U.K. Said to Name Andrew Tyrie Chairman of Competition Watchdog

(Bloomberg) -- Andrew Tyrie, one of the most senior Conservative lawmakers until quitting Parliament last year, is to be named chairman of the U.K. Competition and Markets Authority, taking over as the agency prepares for increased powers after Brexit, a person familiar with the matter said.

The appointment of the 61-year-old will be announced Wednesday by Business Secretary Greg Clark. Tyrie was chairman of Parliament’s Treasury Committee and represented Chichester in southern England before leaving office. He campaigned against leaving the European Union during the referendum, and voted against Prime Minister Theresa May’s Brexit plan last year.

The CMA will take over some of the roles now done by European Commission antitrust regulators, and has gotten increased funding to help prepare for next year’s exit from the bloc.
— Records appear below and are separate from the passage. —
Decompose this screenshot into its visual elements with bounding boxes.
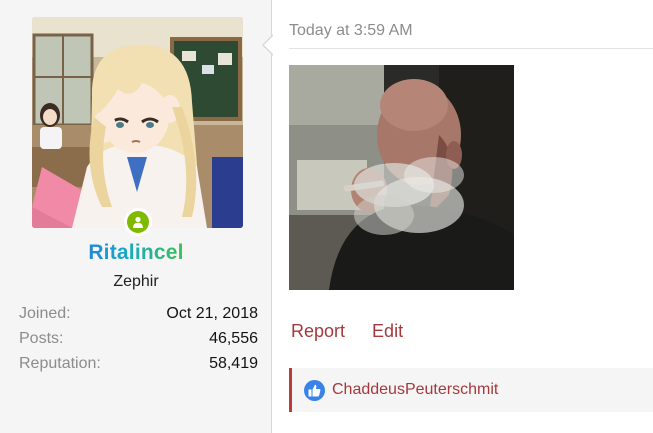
likes-summary-bar: ChaddeusPeuterschmit bbox=[289, 368, 653, 412]
author-user-title: Zephir bbox=[113, 273, 159, 290]
stat-value: 58,419 bbox=[209, 354, 258, 372]
post-header: Today at 3:59 AM bbox=[289, 0, 653, 49]
online-status-badge bbox=[124, 208, 152, 236]
stat-value: Oct 21, 2018 bbox=[166, 304, 258, 322]
stat-joined: Joined: Oct 21, 2018 bbox=[19, 301, 258, 326]
post-timestamp-link[interactable]: Today at 3:59 AM bbox=[289, 22, 413, 40]
smoking-man-image bbox=[289, 65, 514, 290]
post-embedded-gif[interactable] bbox=[289, 65, 514, 290]
stat-label: Posts: bbox=[19, 329, 64, 347]
report-link[interactable]: Report bbox=[291, 321, 345, 341]
avatar-anime-girl-image bbox=[32, 17, 243, 228]
user-info-panel: Ritalincel Zephir Joined: Oct 21, 2018 P… bbox=[0, 0, 272, 433]
author-username[interactable]: Ritalincel bbox=[0, 241, 272, 265]
stat-label: Joined: bbox=[19, 304, 71, 322]
edit-link[interactable]: Edit bbox=[372, 321, 403, 341]
stat-reputation: Reputation: 58,419 bbox=[19, 351, 258, 376]
user-avatar[interactable] bbox=[32, 17, 243, 228]
post-actions: Report Edit bbox=[291, 321, 425, 342]
stat-label: Reputation: bbox=[19, 354, 101, 372]
post-pointer-arrow bbox=[262, 34, 274, 56]
author-stats: Joined: Oct 21, 2018 Posts: 46,556 Reput… bbox=[19, 301, 258, 376]
stat-value: 46,556 bbox=[209, 329, 258, 347]
thumbs-up-icon bbox=[304, 379, 325, 401]
stat-posts: Posts: 46,556 bbox=[19, 326, 258, 351]
liker-username-link[interactable]: ChaddeusPeuterschmit bbox=[332, 381, 498, 399]
user-online-icon bbox=[127, 211, 149, 233]
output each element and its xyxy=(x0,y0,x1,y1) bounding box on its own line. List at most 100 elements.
As head of the cross-party panel that scrutinizes the U.K. Treasury and financial regulators, Tyrie made a name for himself by criticizing bankers following the 2008 crisis and Libor-rigging scandal, and for often leading testy exchanges with finance ministry and central bank officials at committee hearings.

Tyrie replaces David Currie, who said in September he would step down to allow the next chairman to take over with time to prepare for an expected surge in workload with the March 2019 departure from the EU. Tyrie’s appointment was reported earlier by Sky News.

Merger Role

The CMA is looking at mergers including the battle between Rupert Murdoch’s 21st Century Fox Inc. and Comcast Corp. over Sky Plc, the big European pay-TV service. EU regulators approved 21st Century Fox’s bid last April, but U.K. regulators continue to assess it as part of a separate media plurality review. Comcast topped Murdoch’s offer for Sky with a $31 billion bid in February.
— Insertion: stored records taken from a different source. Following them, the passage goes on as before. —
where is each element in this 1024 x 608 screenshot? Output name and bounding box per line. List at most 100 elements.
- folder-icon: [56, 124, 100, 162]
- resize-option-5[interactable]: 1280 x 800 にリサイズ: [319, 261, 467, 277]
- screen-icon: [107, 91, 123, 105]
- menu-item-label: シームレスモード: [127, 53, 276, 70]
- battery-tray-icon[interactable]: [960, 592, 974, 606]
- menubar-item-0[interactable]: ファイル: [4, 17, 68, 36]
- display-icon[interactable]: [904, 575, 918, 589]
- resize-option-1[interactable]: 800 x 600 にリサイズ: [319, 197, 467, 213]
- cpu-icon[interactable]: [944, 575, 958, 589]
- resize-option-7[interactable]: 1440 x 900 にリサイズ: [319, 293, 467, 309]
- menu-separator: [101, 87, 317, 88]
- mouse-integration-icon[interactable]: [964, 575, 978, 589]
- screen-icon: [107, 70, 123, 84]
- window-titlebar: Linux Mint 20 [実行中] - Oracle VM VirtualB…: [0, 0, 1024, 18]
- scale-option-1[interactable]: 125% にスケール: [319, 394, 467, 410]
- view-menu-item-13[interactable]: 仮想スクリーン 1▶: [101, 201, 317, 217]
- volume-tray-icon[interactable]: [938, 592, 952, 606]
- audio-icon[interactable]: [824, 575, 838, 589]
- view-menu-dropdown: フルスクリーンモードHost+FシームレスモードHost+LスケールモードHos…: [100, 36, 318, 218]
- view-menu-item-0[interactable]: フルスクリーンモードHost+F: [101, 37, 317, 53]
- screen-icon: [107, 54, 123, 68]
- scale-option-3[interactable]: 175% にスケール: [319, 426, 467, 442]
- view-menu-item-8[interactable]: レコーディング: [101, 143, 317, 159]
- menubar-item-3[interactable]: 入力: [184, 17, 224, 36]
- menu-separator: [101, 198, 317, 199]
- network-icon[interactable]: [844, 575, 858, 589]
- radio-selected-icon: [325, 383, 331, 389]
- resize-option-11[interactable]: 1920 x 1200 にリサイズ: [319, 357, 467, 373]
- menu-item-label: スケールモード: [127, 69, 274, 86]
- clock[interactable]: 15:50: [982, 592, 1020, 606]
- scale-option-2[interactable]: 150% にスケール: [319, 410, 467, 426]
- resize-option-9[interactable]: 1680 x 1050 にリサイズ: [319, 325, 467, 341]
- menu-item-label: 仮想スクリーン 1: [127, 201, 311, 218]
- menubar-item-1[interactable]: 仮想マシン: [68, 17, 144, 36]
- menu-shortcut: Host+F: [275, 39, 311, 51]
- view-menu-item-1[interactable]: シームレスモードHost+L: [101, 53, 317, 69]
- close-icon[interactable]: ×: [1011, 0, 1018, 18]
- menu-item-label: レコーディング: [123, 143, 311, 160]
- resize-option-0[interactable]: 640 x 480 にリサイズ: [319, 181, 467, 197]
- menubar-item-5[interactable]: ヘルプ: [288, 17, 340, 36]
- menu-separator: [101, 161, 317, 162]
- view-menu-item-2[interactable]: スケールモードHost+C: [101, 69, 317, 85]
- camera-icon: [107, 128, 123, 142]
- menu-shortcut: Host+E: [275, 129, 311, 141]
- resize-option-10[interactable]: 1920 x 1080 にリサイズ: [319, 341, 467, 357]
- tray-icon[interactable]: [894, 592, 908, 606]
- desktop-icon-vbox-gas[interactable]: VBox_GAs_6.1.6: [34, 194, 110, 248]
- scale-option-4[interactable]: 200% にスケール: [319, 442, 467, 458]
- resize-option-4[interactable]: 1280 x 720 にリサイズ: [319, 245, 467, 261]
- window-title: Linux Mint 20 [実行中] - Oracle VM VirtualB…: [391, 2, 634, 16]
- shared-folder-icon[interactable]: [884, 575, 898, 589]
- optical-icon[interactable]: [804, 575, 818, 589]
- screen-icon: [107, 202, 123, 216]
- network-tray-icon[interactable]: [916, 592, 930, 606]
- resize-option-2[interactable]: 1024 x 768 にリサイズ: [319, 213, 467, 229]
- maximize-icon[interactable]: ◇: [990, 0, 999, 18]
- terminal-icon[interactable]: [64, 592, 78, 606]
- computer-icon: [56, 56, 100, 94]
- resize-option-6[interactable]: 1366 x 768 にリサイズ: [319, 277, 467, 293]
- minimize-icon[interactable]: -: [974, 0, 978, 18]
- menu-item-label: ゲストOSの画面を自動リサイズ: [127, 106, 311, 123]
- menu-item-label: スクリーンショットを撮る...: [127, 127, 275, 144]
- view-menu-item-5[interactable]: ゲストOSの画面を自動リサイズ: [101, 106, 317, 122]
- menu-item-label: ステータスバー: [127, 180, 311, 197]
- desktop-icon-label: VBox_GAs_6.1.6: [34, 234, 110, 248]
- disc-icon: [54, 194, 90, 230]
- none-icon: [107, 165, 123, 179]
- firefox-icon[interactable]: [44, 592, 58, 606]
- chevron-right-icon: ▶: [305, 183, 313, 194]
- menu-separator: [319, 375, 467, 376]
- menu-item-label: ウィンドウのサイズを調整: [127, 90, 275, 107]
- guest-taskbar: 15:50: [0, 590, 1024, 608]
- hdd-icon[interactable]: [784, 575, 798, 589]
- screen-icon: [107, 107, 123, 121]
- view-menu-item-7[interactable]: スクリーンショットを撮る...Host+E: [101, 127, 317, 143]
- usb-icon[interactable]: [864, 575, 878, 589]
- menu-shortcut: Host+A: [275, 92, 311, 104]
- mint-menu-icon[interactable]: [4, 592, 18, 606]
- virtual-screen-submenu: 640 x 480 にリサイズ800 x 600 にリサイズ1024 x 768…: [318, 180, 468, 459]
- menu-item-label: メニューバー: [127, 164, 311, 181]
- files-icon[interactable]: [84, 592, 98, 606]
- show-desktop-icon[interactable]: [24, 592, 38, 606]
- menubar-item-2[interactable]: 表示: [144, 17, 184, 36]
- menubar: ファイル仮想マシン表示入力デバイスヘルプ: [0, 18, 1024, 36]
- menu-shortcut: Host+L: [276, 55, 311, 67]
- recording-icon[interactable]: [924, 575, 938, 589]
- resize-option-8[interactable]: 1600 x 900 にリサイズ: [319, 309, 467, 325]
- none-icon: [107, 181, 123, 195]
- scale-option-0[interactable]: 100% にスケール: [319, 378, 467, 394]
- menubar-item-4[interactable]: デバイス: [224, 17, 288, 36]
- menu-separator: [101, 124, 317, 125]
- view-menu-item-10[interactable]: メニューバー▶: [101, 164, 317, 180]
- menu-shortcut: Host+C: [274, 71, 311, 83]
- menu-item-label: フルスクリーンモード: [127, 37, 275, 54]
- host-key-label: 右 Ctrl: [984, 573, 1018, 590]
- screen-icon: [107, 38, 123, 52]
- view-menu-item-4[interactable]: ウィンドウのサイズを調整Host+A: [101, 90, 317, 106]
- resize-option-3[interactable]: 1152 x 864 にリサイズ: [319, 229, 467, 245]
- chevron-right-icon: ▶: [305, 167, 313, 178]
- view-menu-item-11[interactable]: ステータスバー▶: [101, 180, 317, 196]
Under Tyrie’s leadership, the Treasury Committee was a persistent thorn in the side of Britain’s economic elite. In 2012, then-Chancellor of the Exchequer George Osborne was forced to reverse a budget measure imposing sales tax on Cornish pasties, a delicacy of the southwest region of England, in part because of scrutiny by the panel.

BOE Governor Mark Carney was a regular target, facing tough questions on everything from his early U-turn on forward guidance for monetary policy, to payment-system outages, to his reticence to clarify how long he wanted to serve in the role. Other central bank officials who endured his inquisitions included Gertjan Vlieghe, a policy maker and former Brevan Howard Asset Management economist who was forced to sell his stake in that partnership to avoid a conflict of interest.

Under his stewardship of the committee, Tyrie supervised the grilling of Bob Diamond over the Libor scandal and dismissed the testimony of the former Barclays Plc chief executive officer as “somewhat implausible.”

Tyrie was an adviser to two chancellors -- Nigel Lawson and John Major -- before he joined the European Bank for Reconstruction and Development in the 1990s. He was elected to Parliament in 1997 and became Treasury Committee chairman in 2010, before being reappointed in 2015.